In a speech light on spending announcements Mr Hammond’s plea for MPs to back a Brexit deal and avoid a chaotic EU departure did little to impress business groups.
“Warm words and proposed consultations are not enough for businesses at a time when confidence is rock bottom and investment plans are eroding away,” said Edwin Morgan, interim director general of the Institute of Directors.
“Many will find it difficult to tread water until more decisive action at the autumn Budget.”
He pointed to the fact that economic growth forecasts had been revised down, even based on a smooth exit from the EU.
“On the upside, public finances are in rude health, but the chancellor missed a vital opportunity to outline more clearly how this might be used to build a positive long-term economic vision for businesses to get behind.
“Today has turned out to be even more of a non-event than anticipated, and it is yet further evidence of how the Brexit process is sapping the momentum from our domestic economic policy agenda.”
The Confederation of British Industry was more charitable to the chancellor, describing his speech as “admirable” given the circumstances.
“The chancellor’s rightly identified the need to go further and faster in combating climate change,” said the CBI’s chief economist Rain Newton-Smith.
“His ambition for all new homes to be heated sustainably will ensure we make better progress towards a zero-carbon economy,”
Mr Hammond announced a new £3bn guarantee scheme which will go towards building around 30,000 affordable homes.
In addition, £717m is to be used from the Housing Infrastructure Fund to unlock up to 37,000 new homes in west London, Cheshire, Didcot and Cambridge.
But critics pointed out that it would not go anywhere near far enough to meet the government’s target of building 300,000 new homes each year.
“Whilst £3bn is a substantial sum and more investment is certainly welcome, we have to ensure that this doesn’t feed into any form of house price inflation – coordinated action is what’s needed here,” said Jan Crosby, UK head of housing at KPMG.
“Such coordination around place-making has been evident in recent announcements, with noise around consultation on infrastructure finance and planning getting more of a review, but in my mind it is innovation that is lacking.”
Big tech crackdown
A new review will look into the dominance of digital advertising by technology giants but it is unlikely to rattle the likes of Google and Facebook.
“In and of itself, the chancellor referring the digital advertising market to the competition authority won’t take too many cents off the share prices of Google and Facebook,” said Laith Khalaf, senior analyst at Hargreaves Lansdown.
“However it’s part of a global ‘techlash’ which has ramped up scrutiny on the tech giants, and is likely to lead to increased costs to improve practices on privacy, taxation, and content.”
Mr Hammond also confirmed that that he would proceed with a tax on global tech firms, a so-called “Google tax”, which will aim to compel multinationals to pay tax in the countries they operate in.
“Some were holding their breath for an announcement on the UK’s Digital Services Tax, there were even rumours that we might see a delay,” Melissa Geiger, head of international tax and tax policy for KPMG said.
“Instead the chancellor used his speech to reiterate the need for tech giants to pay their fair share of tax.
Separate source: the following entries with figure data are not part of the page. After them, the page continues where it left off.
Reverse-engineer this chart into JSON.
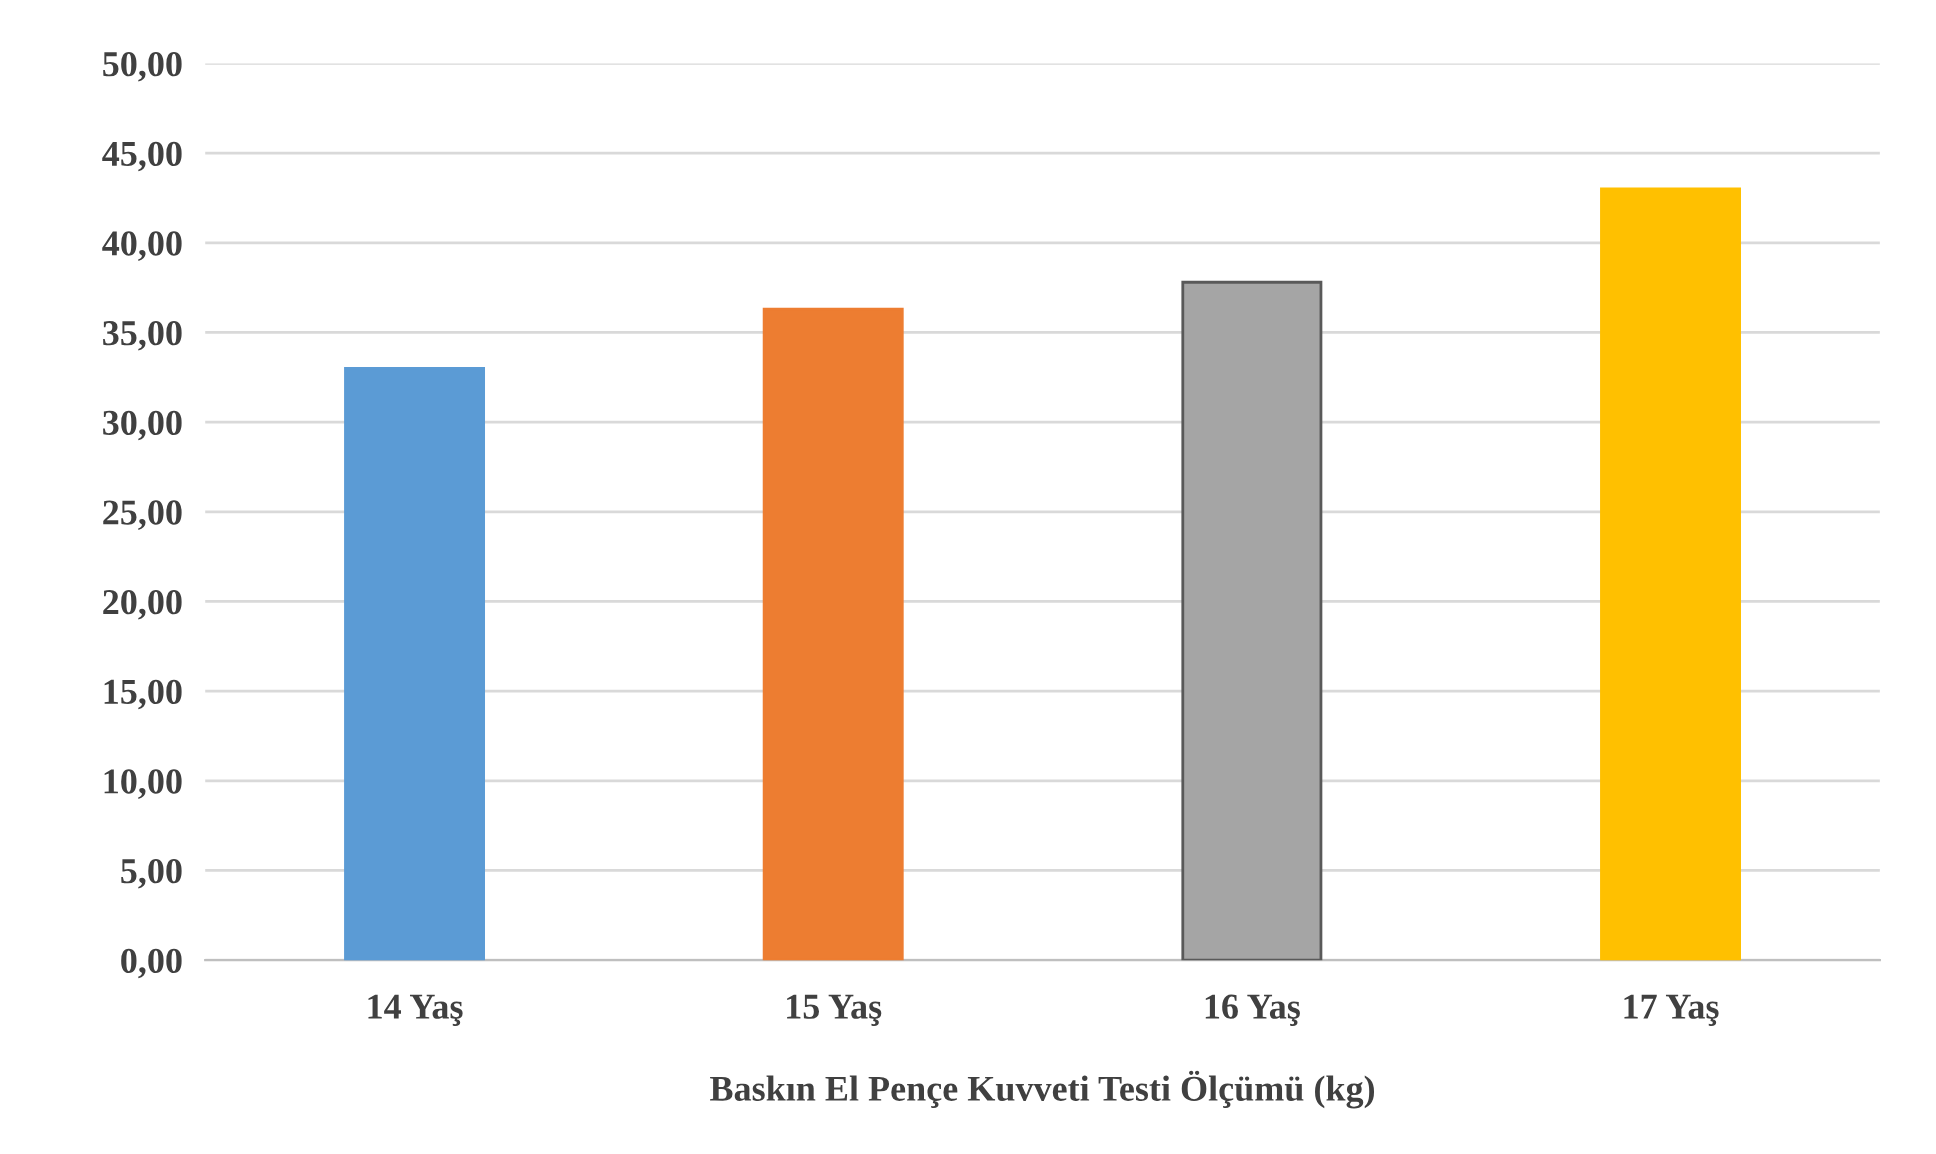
{
  "chart_data": {
    "type": "bar",
    "xlabel": "Baskın El Pençe Kuvveti Testi Ölçümü (kg)",
    "categories": [
      "14 Yaş",
      "15 Yaş",
      "16 Yaş",
      "17 Yaş"
    ],
    "values": [
      33.0,
      36.3,
      37.8,
      43.0
    ],
    "colors": [
      "#5b9bd5",
      "#ed7d31",
      "#a5a5a5",
      "#ffc000"
    ],
    "ylim": [
      0,
      50
    ],
    "yticks": [
      {
        "value": 0,
        "label": "0,00"
      },
      {
        "value": 5,
        "label": "5,00"
      },
      {
        "value": 10,
        "label": "10,00"
      },
      {
        "value": 15,
        "label": "15,00"
      },
      {
        "value": 20,
        "label": "20,00"
      },
      {
        "value": 25,
        "label": "25,00"
      },
      {
        "value": 30,
        "label": "30,00"
      },
      {
        "value": 35,
        "label": "35,00"
      },
      {
        "value": 40,
        "label": "40,00"
      },
      {
        "value": 45,
        "label": "45,00"
      },
      {
        "value": 50,
        "label": "50,00"
      }
    ],
    "grid": "y",
    "legend": false
  }
}
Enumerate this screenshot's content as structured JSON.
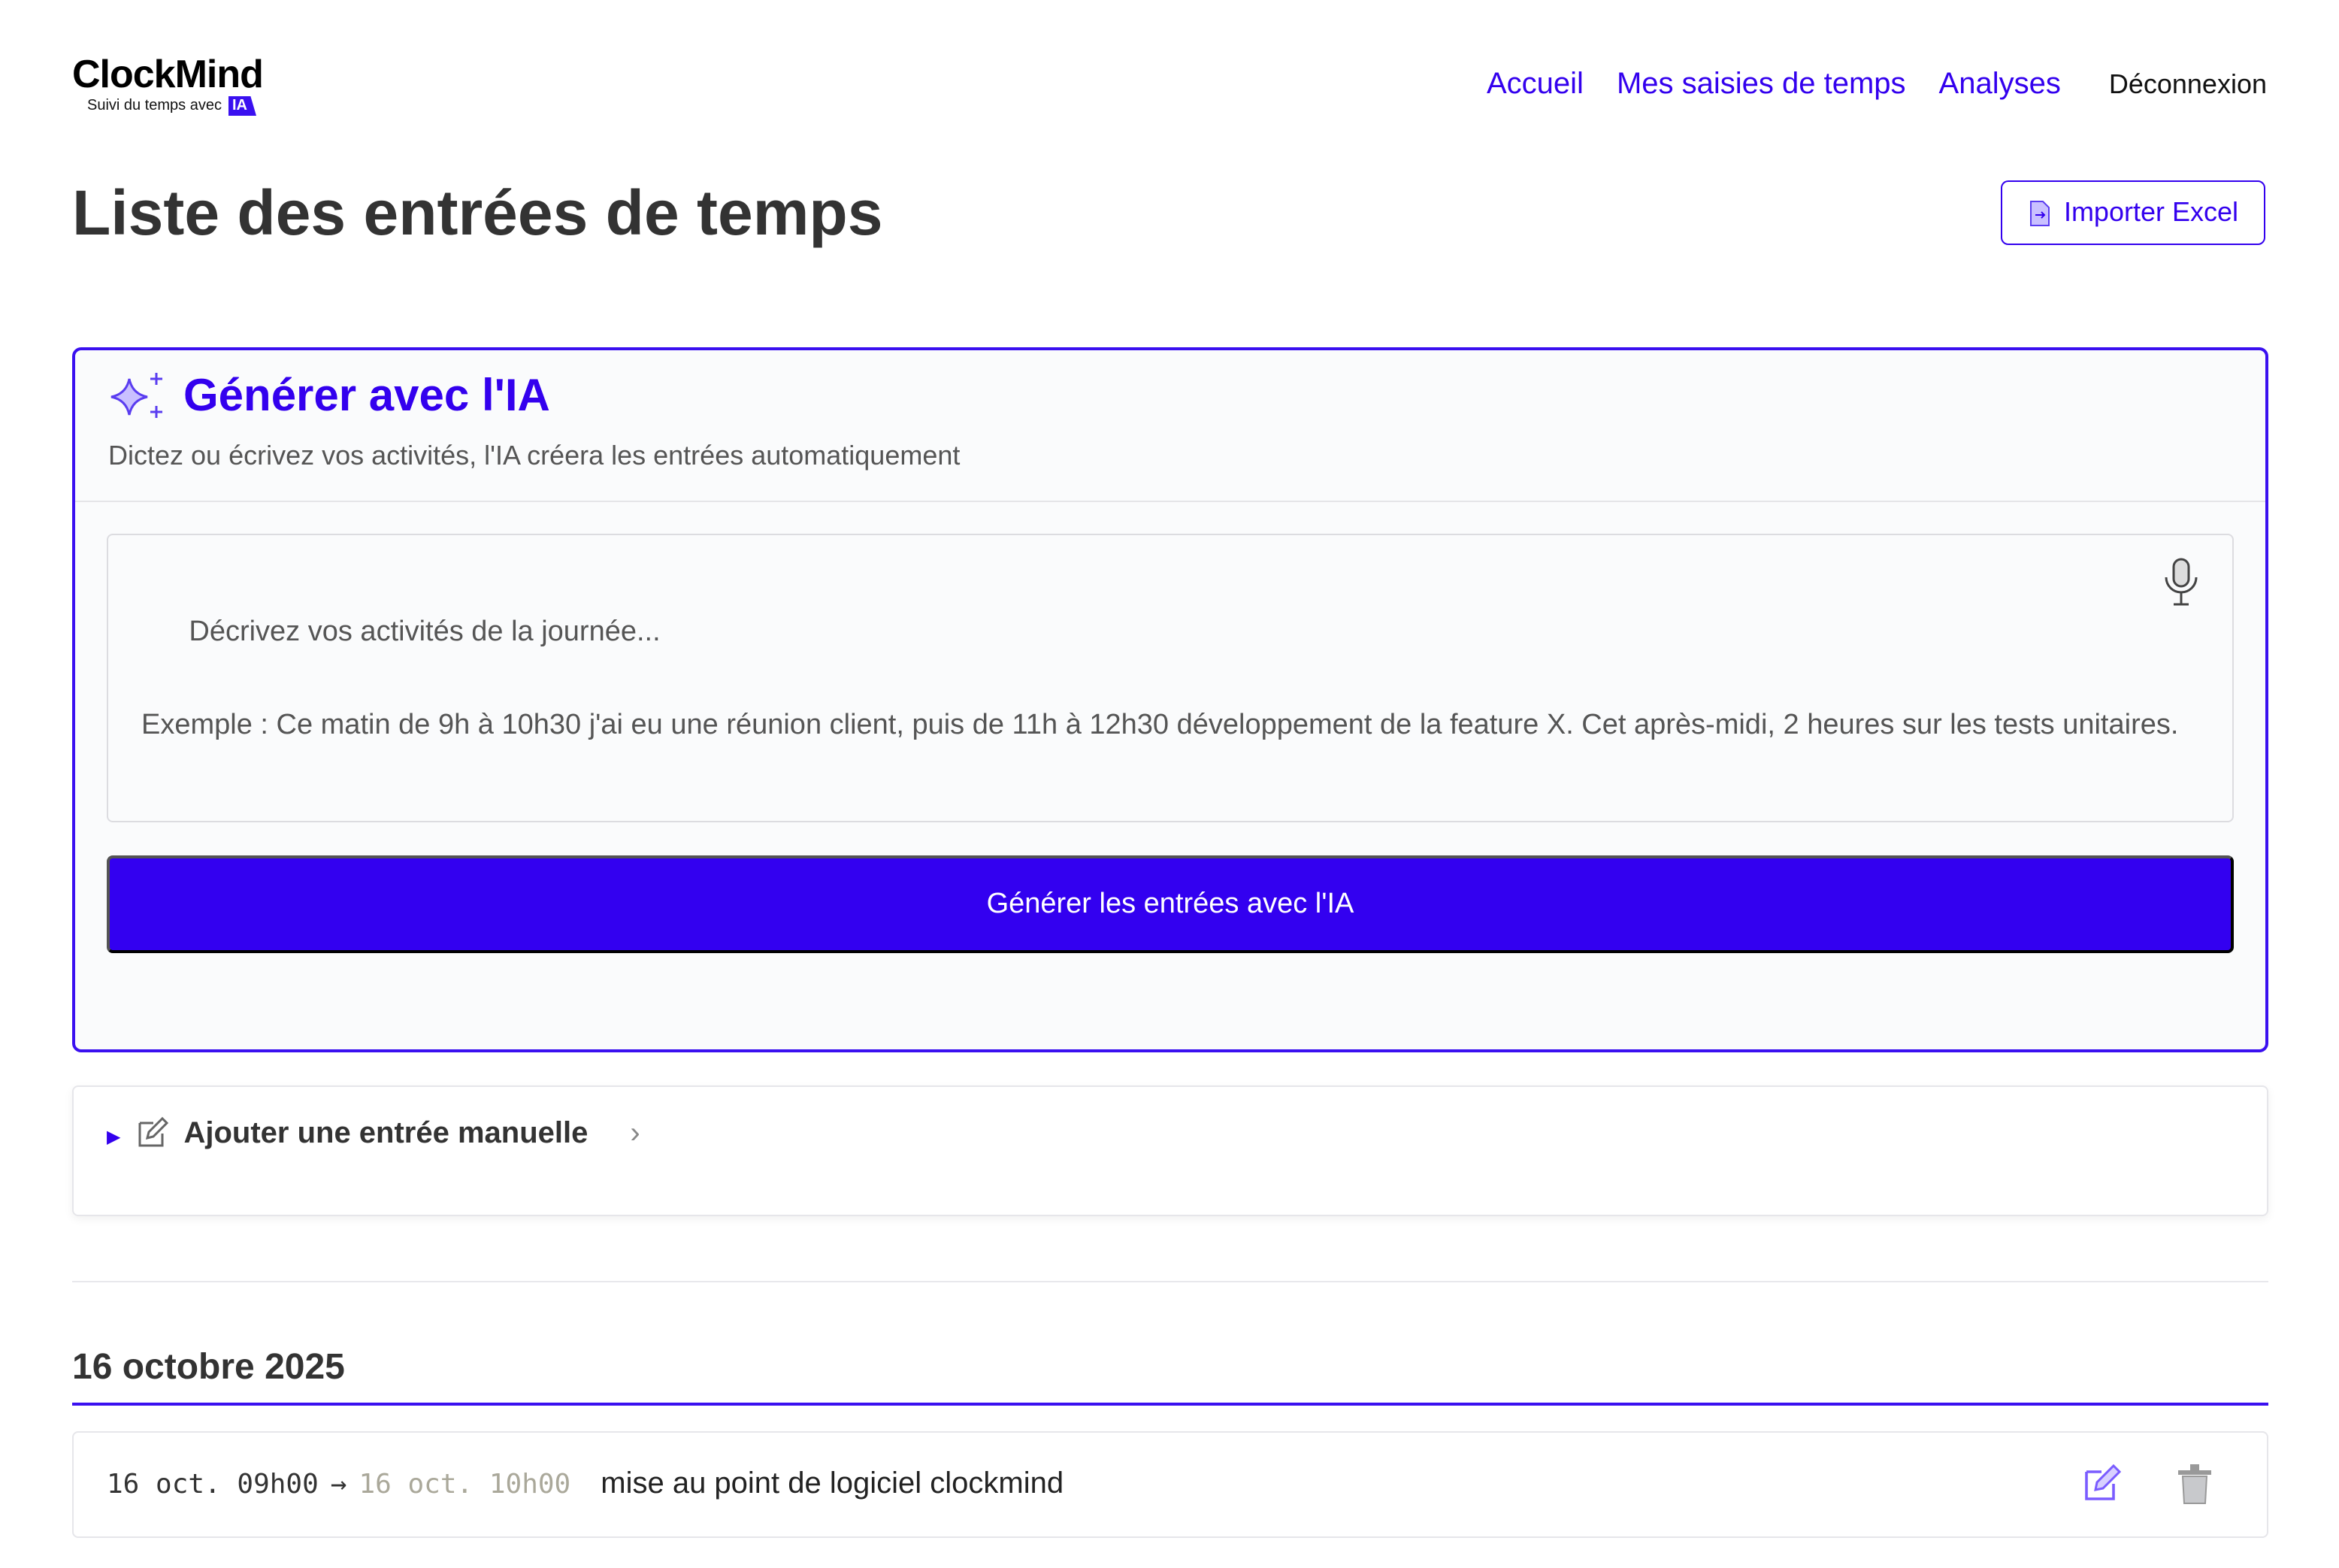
{
  "brand": {
    "name": "ClockMind",
    "tagline": "Suivi du temps avec",
    "badge": "IA"
  },
  "nav": {
    "items": [
      "Accueil",
      "Mes saisies de temps",
      "Analyses"
    ],
    "logout": "Déconnexion"
  },
  "page": {
    "title": "Liste des entrées de temps",
    "import_label": "Importer Excel"
  },
  "ai": {
    "title": "Générer avec l'IA",
    "subtitle": "Dictez ou écrivez vos activités, l'IA créera les entrées automatiquement",
    "placeholder": "Décrivez vos activités de la journée...\n\nExemple : Ce matin de 9h à 10h30 j'ai eu une réunion client, puis de 11h à 12h30 développement de la feature X. Cet après-midi, 2 heures sur les tests unitaires.",
    "button": "Générer les entrées avec l'IA"
  },
  "manual": {
    "label": "Ajouter une entrée manuelle"
  },
  "groups": [
    {
      "date": "16 octobre 2025",
      "entries": [
        {
          "start": "16 oct. 09h00",
          "arrow": "→",
          "end": "16 oct. 10h00",
          "description": "mise au point de logiciel clockmind"
        }
      ]
    }
  ],
  "colors": {
    "accent": "#3300ee",
    "button": "#3300f0"
  }
}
No deferral looks likely and the accompanying written ministerial statement refers to a consultation on the detailed design and implementation.”
Large companies taking advantage of smaller ones by taking months to make payments will also face tougher rules. Big firms will have to review and report on their payment practices annually in the first step of a crackdown.
The Federation of Small Businesses (FSB) cheered the move aimed at preventing the “rife and pernicious” practice.
“The UK’s late payment crisis destroys thousands of businesses every year,” said FSB national chairman Mike Cherry.
“The commitment from the chancellor that the business secretary will see this through is welcome, and we are especially pleased that the first measure has been announced – to make a non-executive director responsible for the supply chain through the audit committee of every large business, and to report back through the annual report on their progress.”